Concernant les partenariats, Frédérique Camilleri rappelle que « la sécurité c’est l’affaire de tous et chacun a une pierre à apporter à l’édifice donc nous travaillons en partenariat avec de nombreux acteurs. Il y a bien sûr le Parquet, il y a aussi, les bailleurs sociaux, l’Éducation nationale, les associations, les polices municipales, les élus, au sens large, et nous sommes dans un département où nous avons la chance d’avoir de nombreuses instances de partenariat, qui se sont étoffés en 2020. Nous avons, notamment, créé 2 cellules municipales d’échange sur la radicalisation qui vont permettre d’amplifier cette dynamique de coopération et plusieurs conventions de coordination entre la police nationale, la gendarmerie nationale et les polices municipales ont également été mises au jour en 2020. Et, ce travail se poursuit en 2021 notamment à Marseille ».

Considère encore : « C’est une priorité de lutter, à la fois, contre la radicalisation et contre tous les phénomènes de replis communautaires. Une nouvelle instance a été créée, fin 2019 mais elle n’est vraiment monté en puissance qu’en 2020. Elle s’appelle la cellule de lutte contre l’islamisme radical, la Clir. Les réunions de la Clir en 2020 ont permis de faire 14 opérations coordonnées qui ont abouti au contrôle de 56 établissements et à l’ouverture de 80 procédures, contre ces établissements ».
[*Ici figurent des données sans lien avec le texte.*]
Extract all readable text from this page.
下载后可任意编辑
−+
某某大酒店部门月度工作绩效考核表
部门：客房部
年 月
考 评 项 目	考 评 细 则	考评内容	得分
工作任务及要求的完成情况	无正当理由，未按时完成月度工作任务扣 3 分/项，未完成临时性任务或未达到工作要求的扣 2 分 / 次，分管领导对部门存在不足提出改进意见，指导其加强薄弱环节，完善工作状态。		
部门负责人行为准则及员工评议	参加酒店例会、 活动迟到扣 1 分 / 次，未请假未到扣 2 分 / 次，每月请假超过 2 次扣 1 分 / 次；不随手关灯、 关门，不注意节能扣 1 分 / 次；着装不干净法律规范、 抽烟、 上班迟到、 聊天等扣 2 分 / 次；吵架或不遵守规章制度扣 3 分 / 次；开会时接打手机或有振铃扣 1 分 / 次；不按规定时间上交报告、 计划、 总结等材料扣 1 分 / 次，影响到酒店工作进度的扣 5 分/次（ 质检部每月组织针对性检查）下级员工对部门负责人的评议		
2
Rappeler que la République est partout chez elle

La préfète de police revient sur ces contrôles et procédures : « C’est une action qui permet, d’abord, d’échanger sur ces signaux faibles qui remontent du terrain, de pouvoir les mettre en commun, et ensuite de définir de façon partenariale des cibles que l’on va contrôler avec tous les outils de droit commun, dont on dispose. Ces outils sont de différentes natures et nous avons abouti, en 2020, à une fermeture administrative d’un établissement mais, 80 autres procédures ont été ouvertes. Elles permettent de rappeler que la République est partout chez elle, que les règles doivent être respectées par tous. Certaines procédures consistent à rappeler à l’exploitant, par exemple, d’un restaurant, toutes les règles d’hygiène alimentaire qui doivent être mises en place et de le fermer jusqu’à ce qu’il se mette en conformité. Il peut aussi s’agir de pointer tous les défauts, en matière de sécurité incendie et de mettre en demeure l’exploitant de rectifier ses manquements à la sécurité »
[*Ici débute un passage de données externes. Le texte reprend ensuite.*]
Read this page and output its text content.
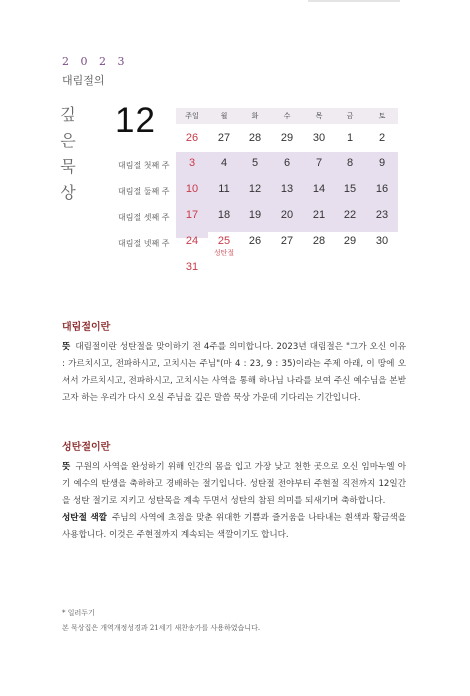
2 0 2 3
대림절의
깊
은
묵
상
12
대림절 첫째 주
대림절 둘째 주
대림절 셋째 주
대림절 넷째 주
주일	월	화	수	목	금	토
26	27	28	29	30	1	2
3	4	5	6	7	8	9
10	11	12	13	14	15	16
17	18	19	20	21	22	23
24	25	26	27	28	29	30
31
성탄절
대림절이란

뜻 대림절이란 성탄절을 맞이하기 전 4주를 의미합니다. 2023년 대림절은 "그가 오신 이유 : 가르치시고, 전파하시고, 고치시는 주님"(마 4 : 23, 9 : 35)이라는 주제 아래, 이 땅에 오셔서 가르치시고, 전파하시고, 고치시는 사역을 통해 하나님 나라를 보여 주신 예수님을 본받고자 하는 우리가 다시 오실 주님을 깊은 말씀 묵상 가운데 기다리는 기간입니다.

성탄절이란

뜻 구원의 사역을 완성하기 위해 인간의 몸을 입고 가장 낮고 천한 곳으로 오신 임마누엘 아기 예수의 탄생을 축하하고 경배하는 절기입니다. 성탄절 전야부터 주현절 직전까지 12일간을 성탄 절기로 지키고 성탄목을 계속 두면서 성탄의 참된 의미를 되새기며 축하합니다.

성탄절 색깔 주님의 사역에 초점을 맞춘 위대한 기쁨과 즐거움을 나타내는 흰색과 황금색을 사용합니다. 이것은 주현절까지 계속되는 색깔이기도 합니다.

* 일러두기
본 묵상집은 개역개정성경과 21세기 새찬송가를 사용하였습니다.
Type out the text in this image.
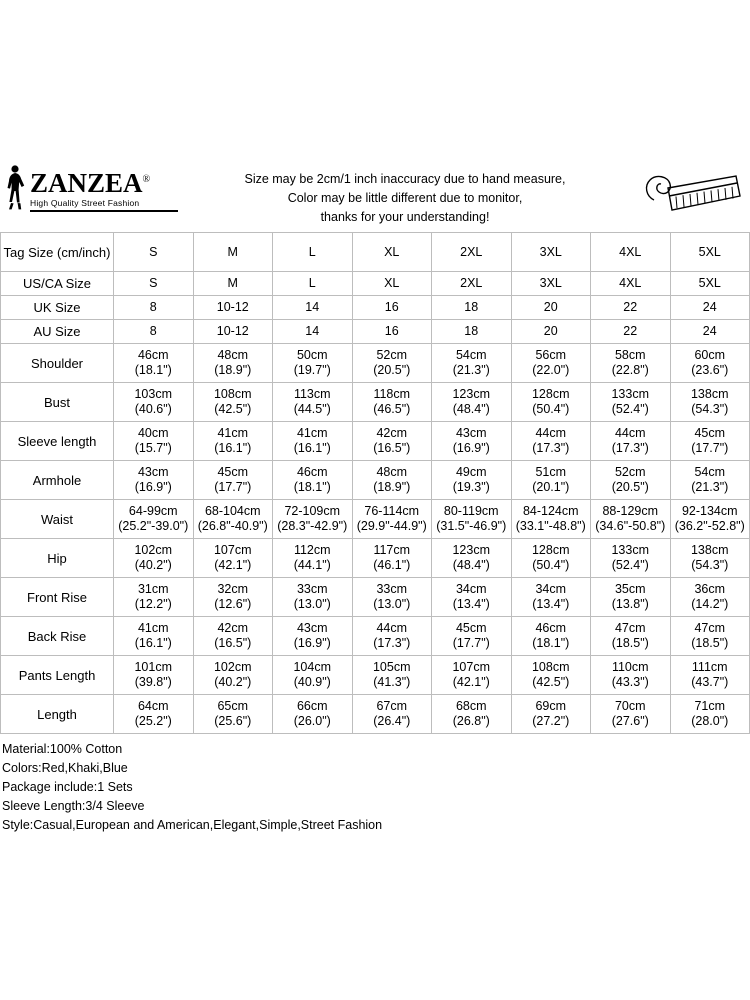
ZANZEA®
High Quality Street Fashion
Size may be 2cm/1 inch inaccuracy due to hand measure,
Color may be little different due to monitor,
thanks for your understanding!
Tag Size (cm/inch)	S	M	L	XL	2XL	3XL	4XL	5XL

US/CA Size	S	M	L	XL	2XL	3XL	4XL	5XL

UK Size	8	10-12	14	16	18	20	22	24

AU Size	8	10-12	14	16	18	20	22	24

Shoulder	46cm
(18.1")	48cm
(18.9")	50cm
(19.7")	52cm
(20.5")	54cm
(21.3")	56cm
(22.0")	58cm
(22.8")	60cm
(23.6")

Bust	103cm
(40.6")	108cm
(42.5")	113cm
(44.5")	118cm
(46.5")	123cm
(48.4")	128cm
(50.4")	133cm
(52.4")	138cm
(54.3")

Sleeve length	40cm
(15.7")	41cm
(16.1")	41cm
(16.1")	42cm
(16.5")	43cm
(16.9")	44cm
(17.3")	44cm
(17.3")	45cm
(17.7")

Armhole	43cm
(16.9")	45cm
(17.7")	46cm
(18.1")	48cm
(18.9")	49cm
(19.3")	51cm
(20.1")	52cm
(20.5")	54cm
(21.3")

Waist	64-99cm
(25.2"-39.0")	68-104cm
(26.8"-40.9")	72-109cm
(28.3"-42.9")	76-114cm
(29.9"-44.9")	80-119cm
(31.5"-46.9")	84-124cm
(33.1"-48.8")	88-129cm
(34.6"-50.8")	92-134cm
(36.2"-52.8")

Hip	102cm
(40.2")	107cm
(42.1")	112cm
(44.1")	117cm
(46.1")	123cm
(48.4")	128cm
(50.4")	133cm
(52.4")	138cm
(54.3")

Front Rise	31cm
(12.2")	32cm
(12.6")	33cm
(13.0")	33cm
(13.0")	34cm
(13.4")	34cm
(13.4")	35cm
(13.8")	36cm
(14.2")

Back Rise	41cm
(16.1")	42cm
(16.5")	43cm
(16.9")	44cm
(17.3")	45cm
(17.7")	46cm
(18.1")	47cm
(18.5")	47cm
(18.5")

Pants Length	101cm
(39.8")	102cm
(40.2")	104cm
(40.9")	105cm
(41.3")	107cm
(42.1")	108cm
(42.5")	110cm
(43.3")	111cm
(43.7")

Length	64cm
(25.2")	65cm
(25.6")	66cm
(26.0")	67cm
(26.4")	68cm
(26.8")	69cm
(27.2")	70cm
(27.6")	71cm
(28.0")
Material:100% Cotton
Colors:Red,Khaki,Blue
Package include:1 Sets
Sleeve Length:3/4 Sleeve
Style:Casual,European and American,Elegant,Simple,Street Fashion
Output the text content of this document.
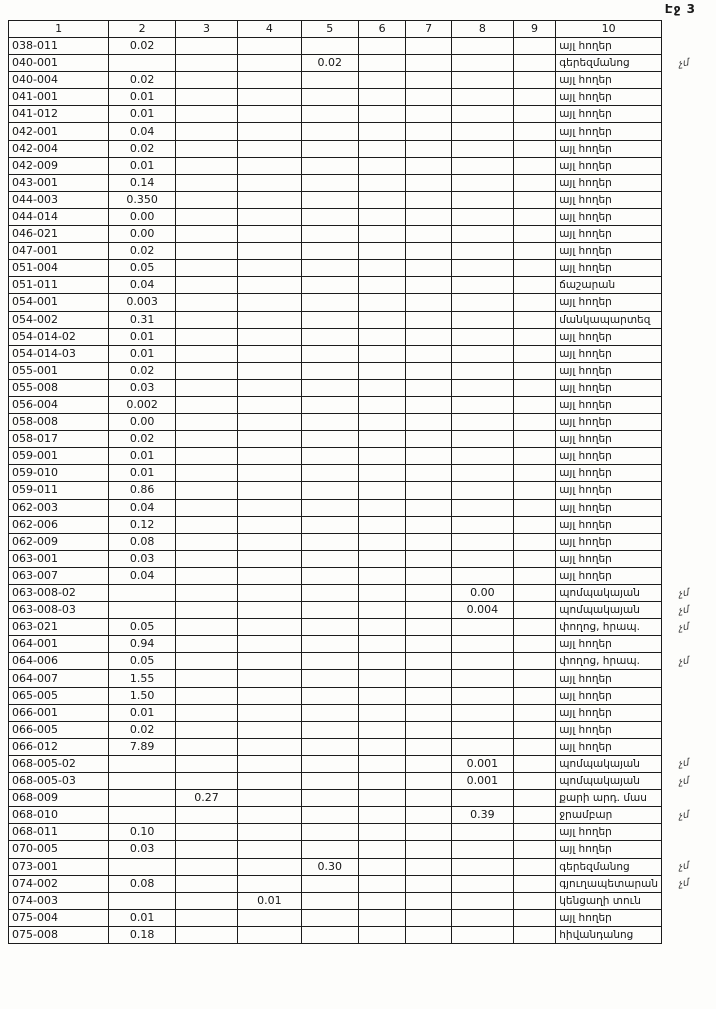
Էջ 3
1	2	3	4	5	6	7	8	9	10	
038-011	0.02								այլ հողեր	
040-001				0.02					գերեզմանոց	չմ
040-004	0.02								այլ հողեր	
041-001	0.01								այլ հողեր	
041-012	0.01								այլ հողեր	
042-001	0.04								այլ հողեր	
042-004	0.02								այլ հողեր	
042-009	0.01								այլ հողեր	
043-001	0.14								այլ հողեր	
044-003	0.350								այլ հողեր	
044-014	0.00								այլ հողեր	
046-021	0.00								այլ հողեր	
047-001	0.02								այլ հողեր	
051-004	0.05								այլ հողեր	
051-011	0.04								ճաշարան	
054-001	0.003								այլ հողեր	
054-002	0.31								մանկապարտեզ	
054-014-02	0.01								այլ հողեր	
054-014-03	0.01								այլ հողեր	
055-001	0.02								այլ հողեր	
055-008	0.03								այլ հողեր	
056-004	0.002								այլ հողեր	
058-008	0.00								այլ հողեր	
058-017	0.02								այլ հողեր	
059-001	0.01								այլ հողեր	
059-010	0.01								այլ հողեր	
059-011	0.86								այլ հողեր	
062-003	0.04								այլ հողեր	
062-006	0.12								այլ հողեր	
062-009	0.08								այլ հողեր	
063-001	0.03								այլ հողեր	
063-007	0.04								այլ հողեր	
063-008-02							0.00		պոմպակայան	չմ
063-008-03							0.004		պոմպակայան	չմ
063-021	0.05								փողոց, հրապ.	չմ
064-001	0.94								այլ հողեր	
064-006	0.05								փողոց, հրապ.	չմ
064-007	1.55								այլ հողեր	
065-005	1.50								այլ հողեր	
066-001	0.01								այլ հողեր	
066-005	0.02								այլ հողեր	
066-012	7.89								այլ հողեր	
068-005-02							0.001		պոմպակայան	չմ
068-005-03							0.001		պոմպակայան	չմ
068-009		0.27							քարի արդ. մաս	
068-010							0.39		ջրամբար	չմ
068-011	0.10								այլ հողեր	
070-005	0.03								այլ հողեր	
073-001				0.30					գերեզմանոց	չմ
074-002	0.08								գյուղապետարան	չմ
074-003			0.01						կենցաղի տուն	
075-004	0.01								այլ հողեր	
075-008	0.18								հիվանդանոց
Propos recueillis par Mireille BIANCIOTTO

Étaient également présents lors de ce bilan sur la délinquance

- Luc-Didier Mazoyer, Directeur départemental de la sécurité publique.
- Éric Arella, Directeur zonal de la police judiciaire.
- Le Général Ronan Le Floc’h commandant le Groupement de gendarmerie des Bouches-du-Rhône.